Abstract
This randomized controlled trial investigates how artificial intelligence (AI) assistance influences strategic reasoning in mergers and acquisitions (M&A). The study tests whether managers trained in the Theory-Based View (TBV) of strategy produce higher-quality causal theories when aided by general-purpose or “agentic” theory-driven AI systems.
Three experimental arms are implemented with 300 experienced managers from the MedTech, Biotech, and High-Tech industries: (1) Control – TBV training plus Google Search; (2) Intervention 1 – TBV training plus ChatGPT (general-purpose large language model); and (3) Intervention 2 – TBV training plus "Aristotle", an agentic AI developed at Bocconi University that applies TBV reasoning principles. Participants complete a brief online training, solve an M&A challenge, and report their expected probability of success and confidence in their proposed strategy.

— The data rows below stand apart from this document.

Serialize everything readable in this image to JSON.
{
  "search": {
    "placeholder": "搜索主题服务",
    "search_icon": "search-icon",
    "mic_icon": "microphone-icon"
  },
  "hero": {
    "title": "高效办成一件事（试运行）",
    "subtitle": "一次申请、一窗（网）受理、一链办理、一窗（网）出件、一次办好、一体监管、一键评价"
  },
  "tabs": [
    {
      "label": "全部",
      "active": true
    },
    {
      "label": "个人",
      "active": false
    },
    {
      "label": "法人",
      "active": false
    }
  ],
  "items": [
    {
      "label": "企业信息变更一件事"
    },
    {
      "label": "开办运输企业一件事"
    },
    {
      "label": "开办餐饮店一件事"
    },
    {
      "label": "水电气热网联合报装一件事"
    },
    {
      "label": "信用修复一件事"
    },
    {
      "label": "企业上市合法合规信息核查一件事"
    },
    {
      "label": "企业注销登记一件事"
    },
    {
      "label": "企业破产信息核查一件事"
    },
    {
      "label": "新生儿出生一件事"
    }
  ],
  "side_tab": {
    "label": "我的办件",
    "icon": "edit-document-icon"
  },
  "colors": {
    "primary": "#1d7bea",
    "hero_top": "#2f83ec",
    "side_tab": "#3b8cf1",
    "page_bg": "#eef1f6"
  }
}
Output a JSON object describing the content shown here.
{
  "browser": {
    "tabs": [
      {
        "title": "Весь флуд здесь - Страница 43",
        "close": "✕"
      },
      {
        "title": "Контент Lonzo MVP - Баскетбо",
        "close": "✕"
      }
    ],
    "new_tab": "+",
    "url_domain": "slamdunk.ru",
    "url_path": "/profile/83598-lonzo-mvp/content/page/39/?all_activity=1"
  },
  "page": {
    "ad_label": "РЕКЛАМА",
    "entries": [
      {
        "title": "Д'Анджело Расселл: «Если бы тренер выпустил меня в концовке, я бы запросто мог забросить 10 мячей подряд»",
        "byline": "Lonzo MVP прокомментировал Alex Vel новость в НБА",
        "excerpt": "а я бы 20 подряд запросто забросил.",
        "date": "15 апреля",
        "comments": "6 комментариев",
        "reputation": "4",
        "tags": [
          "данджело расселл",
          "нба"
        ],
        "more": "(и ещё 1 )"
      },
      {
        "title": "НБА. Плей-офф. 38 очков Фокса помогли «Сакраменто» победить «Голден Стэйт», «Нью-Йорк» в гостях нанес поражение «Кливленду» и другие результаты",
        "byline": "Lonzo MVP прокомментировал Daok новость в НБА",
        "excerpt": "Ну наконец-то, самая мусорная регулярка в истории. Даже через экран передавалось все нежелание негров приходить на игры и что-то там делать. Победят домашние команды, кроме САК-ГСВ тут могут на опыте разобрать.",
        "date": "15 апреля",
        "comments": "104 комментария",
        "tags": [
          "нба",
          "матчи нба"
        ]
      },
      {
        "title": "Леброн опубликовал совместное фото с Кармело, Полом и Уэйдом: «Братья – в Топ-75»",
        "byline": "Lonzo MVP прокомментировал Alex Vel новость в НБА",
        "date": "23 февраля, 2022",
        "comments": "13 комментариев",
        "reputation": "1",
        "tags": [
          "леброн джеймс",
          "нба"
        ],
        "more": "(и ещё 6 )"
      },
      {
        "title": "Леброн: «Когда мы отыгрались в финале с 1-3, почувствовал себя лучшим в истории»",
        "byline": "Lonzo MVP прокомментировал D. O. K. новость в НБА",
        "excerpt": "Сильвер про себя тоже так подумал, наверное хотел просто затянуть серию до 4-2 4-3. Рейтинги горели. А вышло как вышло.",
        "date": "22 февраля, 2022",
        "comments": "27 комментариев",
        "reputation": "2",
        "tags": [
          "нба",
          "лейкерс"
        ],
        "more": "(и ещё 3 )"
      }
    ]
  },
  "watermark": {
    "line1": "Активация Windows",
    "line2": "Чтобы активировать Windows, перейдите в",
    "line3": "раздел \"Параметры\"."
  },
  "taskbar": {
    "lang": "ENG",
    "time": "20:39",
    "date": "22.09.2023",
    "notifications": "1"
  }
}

Primary outcomes are (a) theory quality, rated by blinded experts and AI evaluators (0–10), and (b) expected probability of success (0–10). Secondary measures include theory causality, confidence, AI aversion, complacency, and interaction quality. Randomization uses minimized allocation in blocks of 20 (stratified by education, experience, and AI aversion).
Key hypotheses (one-sided) test whether: H1) LLM > Control, H2) Aristotle > Control, and H3) Aristotle > LLM. With N = 300 (70 Control, 115 LLM, 115 Aristotle), the design achieves 81% power for Cohen's d = 0.4 (α = 0.05, Holm-adjusted).
The study is approved by Bocconi University’s IRB, conducted anonymously and online, with minimal risk and debriefing for all participants. Results will be made publicly available upon completion.